Grace and peace to you

It may surprise us to know that back in the Biblical day the idea of God taking on human flesh was actually not such an outrageous idea. There were many emperors and pharaohs of the Greeks, Romans and ancient Egyptians who were considered deity in some form or other.

What made the declaration that Jesus was God born among us so outrageous is that he came from the under-class of society. His parents were peasant working people. What was worse was that his mother was not impregnated by his father – giving Jesus and his parents full marks in the social outcast category. The Gospel stories are clear that he was not born in a palace but rather in an overcrowded hovel – sharing accommodation with animals because they didn’t make the cut for anything more worthy. You don’t get lower than this.

And this is the shock of Christmas – not that God would share our flesh per se – but that God would share the flesh of the lowest among us. This turned the orthodox theology of their day up-side-down for in those days everyone believed that the healthy and wealthy were the ones who had been blessed by God while the poor and sick had been cursed by God. But if it were true that the lowly-outcast-Jesus was God’s en-fleshed representative then one’s entire perspective of God would have to change, as well as one’s perspective on life and living.

When the emperors and people in power are believed to represent God then the status quo will be bent in their favour. Any challenge to the status quo that serves the elite will not only be considered treason, but sinful. To challenge the king is no less than challenging God. This is very convenient theology for the King after all, who wants to mess with God?

But when God is represented by the lowest – the least – the ones society makes no room for then the elite serving status quo is given notice. Every day the status quo excludes and exploits the poorest of the poor God is aggrieved and offended. In short, the elite are messing with God and you don’t want to do that!

Christmas is the great challenge to all elite-serving systems. It declares: If you mess with the poor you mess with God. In South Africa, Christmas 2015 comes to us as a stern warning: Start honouring the poor or else …

Alan


A Psalm of Bringing to Birth

People of CMM, what will we bring to birth in the world of the new creation?
Wisdom and justice, peace and compassion, concern for all God’s little ones, for the homeless and the destitute, the hungry, and all who bear the brunt of indifference and oppression.

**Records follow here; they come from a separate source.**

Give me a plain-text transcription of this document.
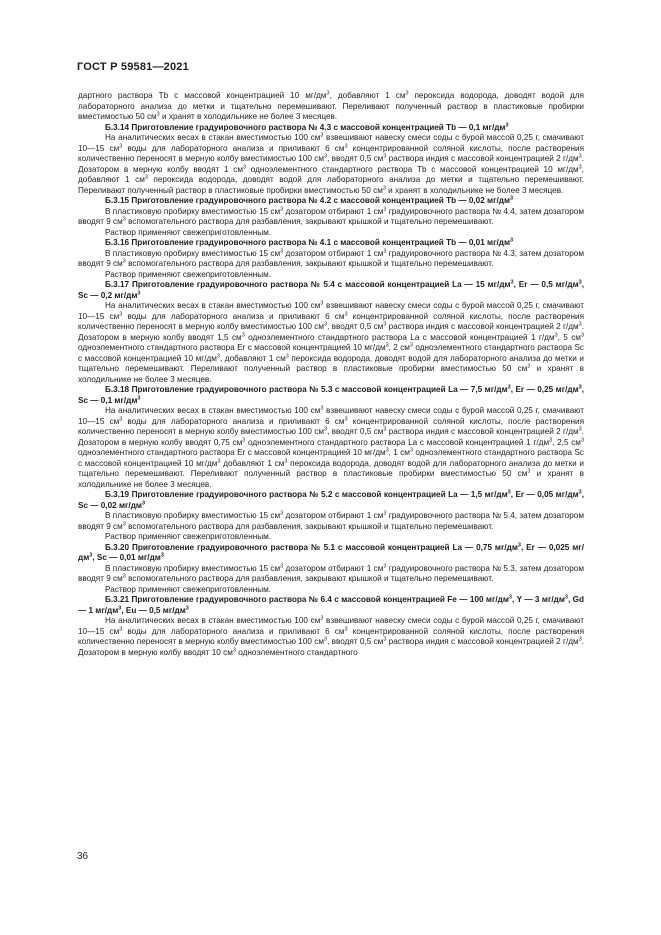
ГОСТ Р 59581—2021

дартного раствора Tb с массовой концентрацией 10 $мг/дм^3$, добавляют 1 $см^3$ пероксида водорода, доводят водой для лабораторного анализа до метки и тщательно перемешивают. Переливают полученный раствор в пластиковые пробирки вместимостью 50 $см^3$ и хранят в холодильнике не более 3 месяцев.

Б.3.14 Приготовление градуировочного раствора № 4.3 с массовой концентрацией Tb — 0,1 $мг/дм^3$

На аналитических весах в стакан вместимостью 100 $см^3$ взвешивают навеску смеси соды с бурой массой 0,25 г, смачивают 10—15 $см^3$ воды для лабораторного анализа и приливают 6 $см^3$ концентрированной соляной кислоты, после растворения количественно переносят в мерную колбу вместимостью 100 $см^3$, вводят 0,5 $см^3$ раствора индия с массовой концентрацией 2 $г/дм^3$. Дозатором в мерную колбу вводят 1 $см^3$ одноэлементного стандартного раствора Tb с массовой концентрацией 10 $мг/дм^3$, добавляют 1 $см^3$ пероксида водорода, доводят водой для лабораторного анализа до метки и тщательно перемешивают. Переливают полученный раствор в пластиковые пробирки вместимостью 50 $см^3$ и хранят в холодильнике не более 3 месяцев.

Б.3.15 Приготовление градуировочного раствора № 4.2 с массовой концентрацией Tb — 0,02 $мг/дм^3$

В пластиковую пробирку вместимостью 15 $см^3$ дозатором отбирают 1 $см^3$ градуировочного раствора № 4.4, затем дозатором вводят 9 $см^3$ вспомогательного раствора для разбавления, закрывают крышкой и тщательно перемешивают.

Раствор применяют свежеприготовленным.

Б.3.16 Приготовление градуировочного раствора № 4.1 с массовой концентрацией Tb — 0,01 $мг/дм^3$

В пластиковую пробирку вместимостью 15 $см^3$ дозатором отбирают 1 $см^3$ градуировочного раствора № 4.3, затем дозатором вводят 9 $см^3$ вспомогательного раствора для разбавления, закрывают крышкой и тщательно перемешивают.

Раствор применяют свежеприготовленным.

Б.3.17 Приготовление градуировочного раствора № 5.4 с массовой концентрацией La — 15 $мг/дм^3$, Er — 0,5 $мг/дм^3$, Sc — 0,2 $мг/дм^3$

На аналитических весах в стакан вместимостью 100 $см^3$ взвешивают навеску смеси соды с бурой массой 0,25 г, смачивают 10—15 $см^3$ воды для лабораторного анализа и приливают 6 $см^3$ концентрированной соляной кислоты, после растворения количественно переносят в мерную колбу вместимостью 100 $см^3$, вводят 0,5 $см^3$ раствора индия с массовой концентрацией 2 $г/дм^3$. Дозатором в мерную колбу вводят 1,5 $см^3$ одноэлементного стандартного раствора La с массовой концентрацией 1 $г/дм^3$, 5 $см^3$ одноэлементного стандартного раствора Er с массовой концентрацией 10 $мг/дм^3$, 2 $см^3$ одноэлементного стандартного раствора Sc с массовой концентрацией 10 $мг/дм^3$, добавляют 1 $см^3$ пероксида водорода, доводят водой для лабораторного анализа до метки и тщательно перемешивают. Переливают полученный раствор в пластиковые пробирки вместимостью 50 $см^3$ и хранят в холодильнике не более 3 месяцев.

Б.3.18 Приготовление градуировочного раствора № 5.3 с массовой концентрацией La — 7,5 $мг/дм^3$, Er — 0,25 $мг/дм^3$, Sc — 0,1 $мг/дм^3$

На аналитических весах в стакан вместимостью 100 $см^3$ взвешивают навеску смеси соды с бурой массой 0,25 г, смачивают 10—15 $см^3$ воды для лабораторного анализа и приливают 6 $см^3$ концентрированной соляной кислоты, после растворения количественно переносят в мерную колбу вместимостью 100 $см^3$, вводят 0,5 $см^3$ раствора индия с массовой концентрацией 2 $г/дм^3$. Дозатором в мерную колбу вводят 0,75 $см^3$ одноэлементного стандартного раствора La с массовой концентрацией 1 $г/дм^3$, 2,5 $см^3$ одноэлементного стандартного раствора Er с массовой концентрацией 10 $мг/дм^3$, 1 $см^3$ одноэлементного стандартного раствора Sc с массовой концентрацией 10 $мг/дм^3$ добавляют 1 $см^3$ пероксида водорода, доводят водой для лабораторного анализа до метки и тщательно перемешивают. Переливают полученный раствор в пластиковые пробирки вместимостью 50 $см^3$ и хранят в холодильнике не более 3 месяцев.

Б.3.19 Приготовление градуировочного раствора № 5.2 с массовой концентрацией La — 1,5 $мг/дм^3$, Er — 0,05 $мг/дм^3$, Sc — 0,02 $мг/дм^3$

В пластиковую пробирку вместимостью 15 $см^3$ дозатором отбирают 1 $см^3$ градуировочного раствора № 5.4, затем дозатором вводят 9 $см^3$ вспомогательного раствора для разбавления, закрывают крышкой и тщательно перемешивают.

Раствор применяют свежеприготовленным.

Б.3.20 Приготовление градуировочного раствора № 5.1 с массовой концентрацией La — 0,75 $мг/дм^3$, Er — 0,025 $мг/дм^3$, Sc — 0,01 $мг/дм^3$

В пластиковую пробирку вместимостью 15 $см^3$ дозатором отбирают 1 $см^3$ градуировочного раствора № 5.3, затем дозатором вводят 9 $см^3$ вспомогательного раствора для разбавления, закрывают крышкой и тщательно перемешивают.

Раствор применяют свежеприготовленным.

Б.3.21 Приготовление градуировочного раствора № 6.4 с массовой концентрацией Fe — 100 $мг/дм^3$, Y — 3 $мг/дм^3$, Gd — 1 $мг/дм^3$, Eu — 0,5 $мг/дм^3$

На аналитических весах в стакан вместимостью 100 $см^3$ взвешивают навеску смеси соды с бурой массой 0,25 г, смачивают 10—15 $см^3$ воды для лабораторного анализа и приливают 6 $см^3$ концентрированной соляной кислоты, после растворения количественно переносят в мерную колбу вместимостью 100 $см^3$, вводят 0,5 $см^3$ раствора индия с массовой концентрацией 2 $г/дм^3$. Дозатором в мерную колбу вводят 10 $см^3$ одноэлементного стандартного

36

People of CMM, what will we bring to birth on the earth of the new creation?
A deep respect for our planet, its winding and its waters, its topsoil and its forests, and a oneness with the wilderness that is image of our soul.

People of CMM, what will we bring to birth in the church of the new creation?
A total disdain for power that diminishes or destroys, divestment of wealth and status, a sharing of human resources based on mutuality and the sudden surprise of grace.

People of CMM, what will we bring to birth in the hearts of the new creation?
An unbreakable bond in the Spirit that binds as one all brothers and sisters, transcending class, colour, culture, religion, sexual orientation and gender, that treats no personal preference, no physical or spiritual difference as aberration or handicap.

One has been born among us who heralds such liberation. Human liberation, our liberation has taken flesh among us and in Spirit dwell with us.
Holy the woman who helped this happen. Blessed are we when we give birth to the Word made flesh in us.